Mudam-se os tempos e muda-se a ética

Opinião de Pedro Alvito, Professor de Política de Empresa na AESE Business School

Executive Digest
Dezembro 17, 2025
11:56

Por Pedro Alvito, Professor de Política de Empresa na AESE Business School

A mudança tem sido um tema central para a gestão contemporânea. Enquanto na primeira metade do Séc. XX a mudança era lenta, deu-se uma aceleração na segunda metade desse século, enquanto agora a mudança é vertiginosa. Há quarenta anos, quando comecei a trabalhar, não havia telemóveis, nem emails, nem sequer o obsoleto fax. Os computadores eram de secretária, com uma capacidade, hoje, considerada ridícula e um preço exorbitante. Só passaram quarenta anos.

É evidente que devido à velocidade dos acontecimentos, as gerações atuais têm uma facilidade tecnológica incrível, enquanto, à medida que vamos subindo nas gerações, a dificuldade em lidar com estes assuntos é cada vez maior. Assiste-se por isso, por parte de muitas empresas, à procura de quadros cada vez mais jovens. Claramente, está-se a trocar experiência por aptidão tecnológica com todos os perigos que isso acarreta. O “fazer o que ainda não foi feito” das novas gerações não pode significar voltar a cair onde no passado errámos.



Mas o assunto a que quero chegar é mais complexo. É que juntamente com a mudança tecnológica existe outra mudança recente que acaba por ter um impacto muito maior. É a mudança nos valores, na ética, no viver em sociedade. Pior, não é uma mudança, mas muito mais uma aniquilação e anulação desses valores, da ética e do viver em sociedade que tínhamos como base estrutural da nossa sociedade e das nossas empresas. O sistema está a ruir por dentro: a ética passou a ser uma coisa personalizada, em que a opinião é mais forte que a razão e as redes sociais são mais importantes do que os factos científicos.
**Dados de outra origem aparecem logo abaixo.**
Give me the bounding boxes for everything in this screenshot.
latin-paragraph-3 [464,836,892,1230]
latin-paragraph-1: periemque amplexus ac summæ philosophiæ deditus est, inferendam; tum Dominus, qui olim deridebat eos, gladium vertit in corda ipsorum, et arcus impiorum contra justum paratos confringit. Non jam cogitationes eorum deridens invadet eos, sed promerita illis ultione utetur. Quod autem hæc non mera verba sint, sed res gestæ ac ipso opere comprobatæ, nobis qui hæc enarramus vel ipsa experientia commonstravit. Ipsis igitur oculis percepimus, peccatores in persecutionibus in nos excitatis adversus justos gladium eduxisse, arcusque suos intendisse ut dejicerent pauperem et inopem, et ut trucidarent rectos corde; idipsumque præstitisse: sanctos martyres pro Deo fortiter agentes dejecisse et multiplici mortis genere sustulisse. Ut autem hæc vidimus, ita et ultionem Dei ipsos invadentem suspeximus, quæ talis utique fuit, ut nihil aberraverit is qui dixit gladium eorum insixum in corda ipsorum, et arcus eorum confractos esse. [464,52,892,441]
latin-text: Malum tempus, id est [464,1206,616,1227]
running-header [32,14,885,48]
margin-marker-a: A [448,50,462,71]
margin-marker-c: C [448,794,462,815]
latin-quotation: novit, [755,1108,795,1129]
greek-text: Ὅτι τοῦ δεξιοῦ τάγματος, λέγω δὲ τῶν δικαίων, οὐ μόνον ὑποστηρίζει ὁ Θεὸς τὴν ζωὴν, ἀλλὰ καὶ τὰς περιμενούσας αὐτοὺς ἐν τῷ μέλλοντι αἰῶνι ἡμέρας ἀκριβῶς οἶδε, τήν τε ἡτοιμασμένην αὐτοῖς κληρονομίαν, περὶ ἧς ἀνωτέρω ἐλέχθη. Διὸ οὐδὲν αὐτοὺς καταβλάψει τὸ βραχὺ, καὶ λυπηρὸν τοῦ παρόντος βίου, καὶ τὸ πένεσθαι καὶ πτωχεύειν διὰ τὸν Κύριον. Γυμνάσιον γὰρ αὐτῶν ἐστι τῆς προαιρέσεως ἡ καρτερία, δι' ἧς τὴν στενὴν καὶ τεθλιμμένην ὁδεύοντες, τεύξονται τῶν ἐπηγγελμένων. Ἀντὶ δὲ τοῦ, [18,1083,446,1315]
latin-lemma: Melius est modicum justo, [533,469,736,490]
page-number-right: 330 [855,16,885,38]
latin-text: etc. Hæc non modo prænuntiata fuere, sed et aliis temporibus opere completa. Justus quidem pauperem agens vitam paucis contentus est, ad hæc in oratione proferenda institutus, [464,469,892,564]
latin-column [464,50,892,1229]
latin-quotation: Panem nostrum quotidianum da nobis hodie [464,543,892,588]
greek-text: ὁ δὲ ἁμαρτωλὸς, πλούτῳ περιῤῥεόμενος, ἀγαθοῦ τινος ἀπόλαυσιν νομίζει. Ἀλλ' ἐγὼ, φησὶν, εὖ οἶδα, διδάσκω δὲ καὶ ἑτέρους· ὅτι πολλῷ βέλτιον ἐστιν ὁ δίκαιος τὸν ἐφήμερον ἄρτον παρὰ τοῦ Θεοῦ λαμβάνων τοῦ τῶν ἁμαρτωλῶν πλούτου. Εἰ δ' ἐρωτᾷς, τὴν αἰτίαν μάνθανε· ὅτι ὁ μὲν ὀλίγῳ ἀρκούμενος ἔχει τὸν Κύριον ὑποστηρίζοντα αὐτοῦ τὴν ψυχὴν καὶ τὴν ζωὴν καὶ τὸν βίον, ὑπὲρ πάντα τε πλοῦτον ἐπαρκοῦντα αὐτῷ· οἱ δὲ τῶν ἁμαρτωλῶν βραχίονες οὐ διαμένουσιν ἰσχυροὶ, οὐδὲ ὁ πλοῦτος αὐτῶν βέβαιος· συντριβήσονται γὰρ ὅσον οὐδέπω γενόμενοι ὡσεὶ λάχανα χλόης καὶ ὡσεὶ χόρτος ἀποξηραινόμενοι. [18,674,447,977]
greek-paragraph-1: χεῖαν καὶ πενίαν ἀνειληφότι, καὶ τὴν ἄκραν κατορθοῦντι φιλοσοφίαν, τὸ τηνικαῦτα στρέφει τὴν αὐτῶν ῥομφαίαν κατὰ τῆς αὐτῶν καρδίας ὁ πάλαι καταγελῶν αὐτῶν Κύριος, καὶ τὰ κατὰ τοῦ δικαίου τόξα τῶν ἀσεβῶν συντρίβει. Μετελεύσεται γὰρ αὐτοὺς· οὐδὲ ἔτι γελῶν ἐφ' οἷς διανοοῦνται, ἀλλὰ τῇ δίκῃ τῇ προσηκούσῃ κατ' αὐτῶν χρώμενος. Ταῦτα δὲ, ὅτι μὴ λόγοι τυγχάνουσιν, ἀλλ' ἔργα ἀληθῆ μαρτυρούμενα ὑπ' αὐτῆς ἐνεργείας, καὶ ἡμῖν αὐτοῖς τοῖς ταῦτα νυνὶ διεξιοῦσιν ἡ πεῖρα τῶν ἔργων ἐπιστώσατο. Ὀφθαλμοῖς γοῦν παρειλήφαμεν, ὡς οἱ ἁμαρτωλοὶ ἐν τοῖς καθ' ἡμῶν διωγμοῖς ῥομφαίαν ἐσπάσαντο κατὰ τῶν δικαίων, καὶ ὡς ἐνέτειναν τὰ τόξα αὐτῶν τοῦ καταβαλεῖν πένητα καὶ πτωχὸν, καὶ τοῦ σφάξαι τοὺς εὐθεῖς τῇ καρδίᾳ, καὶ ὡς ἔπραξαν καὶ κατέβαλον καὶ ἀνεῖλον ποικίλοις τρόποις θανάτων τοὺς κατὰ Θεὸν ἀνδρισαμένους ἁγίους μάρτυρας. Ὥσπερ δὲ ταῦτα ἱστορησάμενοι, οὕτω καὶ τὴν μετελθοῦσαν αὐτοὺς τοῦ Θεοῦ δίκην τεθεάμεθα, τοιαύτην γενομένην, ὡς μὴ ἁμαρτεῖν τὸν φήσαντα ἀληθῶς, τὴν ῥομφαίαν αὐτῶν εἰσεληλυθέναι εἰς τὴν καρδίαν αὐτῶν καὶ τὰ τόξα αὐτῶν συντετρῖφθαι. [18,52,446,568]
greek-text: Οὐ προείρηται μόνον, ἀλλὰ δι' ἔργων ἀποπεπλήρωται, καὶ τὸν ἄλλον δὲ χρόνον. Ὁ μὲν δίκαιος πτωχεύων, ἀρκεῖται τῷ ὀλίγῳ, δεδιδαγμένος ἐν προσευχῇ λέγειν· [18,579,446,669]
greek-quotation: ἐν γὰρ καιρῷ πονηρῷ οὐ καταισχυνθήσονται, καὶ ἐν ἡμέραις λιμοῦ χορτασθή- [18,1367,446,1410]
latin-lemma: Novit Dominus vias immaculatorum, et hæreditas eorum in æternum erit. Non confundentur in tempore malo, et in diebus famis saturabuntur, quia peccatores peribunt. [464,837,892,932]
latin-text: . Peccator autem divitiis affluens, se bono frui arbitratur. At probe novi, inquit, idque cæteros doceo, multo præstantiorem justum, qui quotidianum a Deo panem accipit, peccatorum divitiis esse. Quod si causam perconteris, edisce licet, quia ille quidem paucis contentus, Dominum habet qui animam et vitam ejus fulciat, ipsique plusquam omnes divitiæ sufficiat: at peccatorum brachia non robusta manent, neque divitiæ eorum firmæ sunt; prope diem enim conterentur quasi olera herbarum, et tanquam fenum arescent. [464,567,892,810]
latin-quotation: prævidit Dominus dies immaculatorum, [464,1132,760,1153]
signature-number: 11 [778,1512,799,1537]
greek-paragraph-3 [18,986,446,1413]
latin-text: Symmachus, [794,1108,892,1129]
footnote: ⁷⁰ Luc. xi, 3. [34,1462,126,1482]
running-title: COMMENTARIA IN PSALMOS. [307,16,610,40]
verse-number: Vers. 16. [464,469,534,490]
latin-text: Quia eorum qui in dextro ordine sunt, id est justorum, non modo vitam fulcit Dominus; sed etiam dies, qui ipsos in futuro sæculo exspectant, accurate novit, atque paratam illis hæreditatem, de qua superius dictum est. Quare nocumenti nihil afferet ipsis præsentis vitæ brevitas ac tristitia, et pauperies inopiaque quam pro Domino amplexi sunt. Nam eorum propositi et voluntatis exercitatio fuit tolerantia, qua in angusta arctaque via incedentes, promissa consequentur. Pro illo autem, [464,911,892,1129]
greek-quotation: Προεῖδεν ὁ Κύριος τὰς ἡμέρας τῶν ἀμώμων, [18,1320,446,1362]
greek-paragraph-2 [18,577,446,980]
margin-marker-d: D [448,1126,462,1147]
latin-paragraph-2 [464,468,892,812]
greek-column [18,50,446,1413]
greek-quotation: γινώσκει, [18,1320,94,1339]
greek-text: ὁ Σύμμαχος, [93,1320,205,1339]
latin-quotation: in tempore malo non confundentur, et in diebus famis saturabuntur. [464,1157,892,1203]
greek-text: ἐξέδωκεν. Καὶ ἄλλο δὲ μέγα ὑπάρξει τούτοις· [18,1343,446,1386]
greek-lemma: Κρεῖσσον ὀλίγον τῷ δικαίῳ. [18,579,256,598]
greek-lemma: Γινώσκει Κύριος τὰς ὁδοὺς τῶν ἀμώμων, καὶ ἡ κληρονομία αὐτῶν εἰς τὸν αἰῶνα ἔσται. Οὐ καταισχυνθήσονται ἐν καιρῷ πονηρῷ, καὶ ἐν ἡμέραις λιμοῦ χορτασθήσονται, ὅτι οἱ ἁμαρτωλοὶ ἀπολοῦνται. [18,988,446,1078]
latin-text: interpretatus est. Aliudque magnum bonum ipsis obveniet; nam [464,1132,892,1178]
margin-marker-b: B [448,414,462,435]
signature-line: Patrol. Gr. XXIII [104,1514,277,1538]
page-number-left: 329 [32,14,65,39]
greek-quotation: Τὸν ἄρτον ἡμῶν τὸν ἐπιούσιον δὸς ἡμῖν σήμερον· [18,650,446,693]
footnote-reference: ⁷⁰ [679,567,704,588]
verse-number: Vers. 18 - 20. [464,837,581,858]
São inúmeros os exemplos disso com atropelos à verdade, com negações da ciência e a ultrapassagem de tudo aquilo que é aceitável em favor de uma lógica meramente económica e estritamente pessoal. Os líderes das empresas e dos países tomam decisões baseadas no interesse económico pessoal desafiando a ética e atropelando o bom senso e a vergonha.

E aqui entramos nós como fonte de mudança ou de resistência: não perder a capacidade de pensar e de analisar e, sobretudo, pensarmos nas gerações vindouras e no mundo que vamos deixar como herança. Nas palavras sábias do Prof. Pedro Ferro: “o que se pode talvez dizer é que o dinheiro – tal como o poder – “prova” a pessoa, coloca-a à prova, fazendo vir à superfície o seu melhor e o seu pior”. E a ética entra exatamente aqui.

Terminamos este ano com uma situação mundial que transcende tudo o que seja lógica e valores. Só posso desejar que o novo ano traga tudo de volta à normalidade e que possamos gerir as nossas empresas com verdadeira responsabilidade social e ética. O mundo pode mudar, mas a ética não.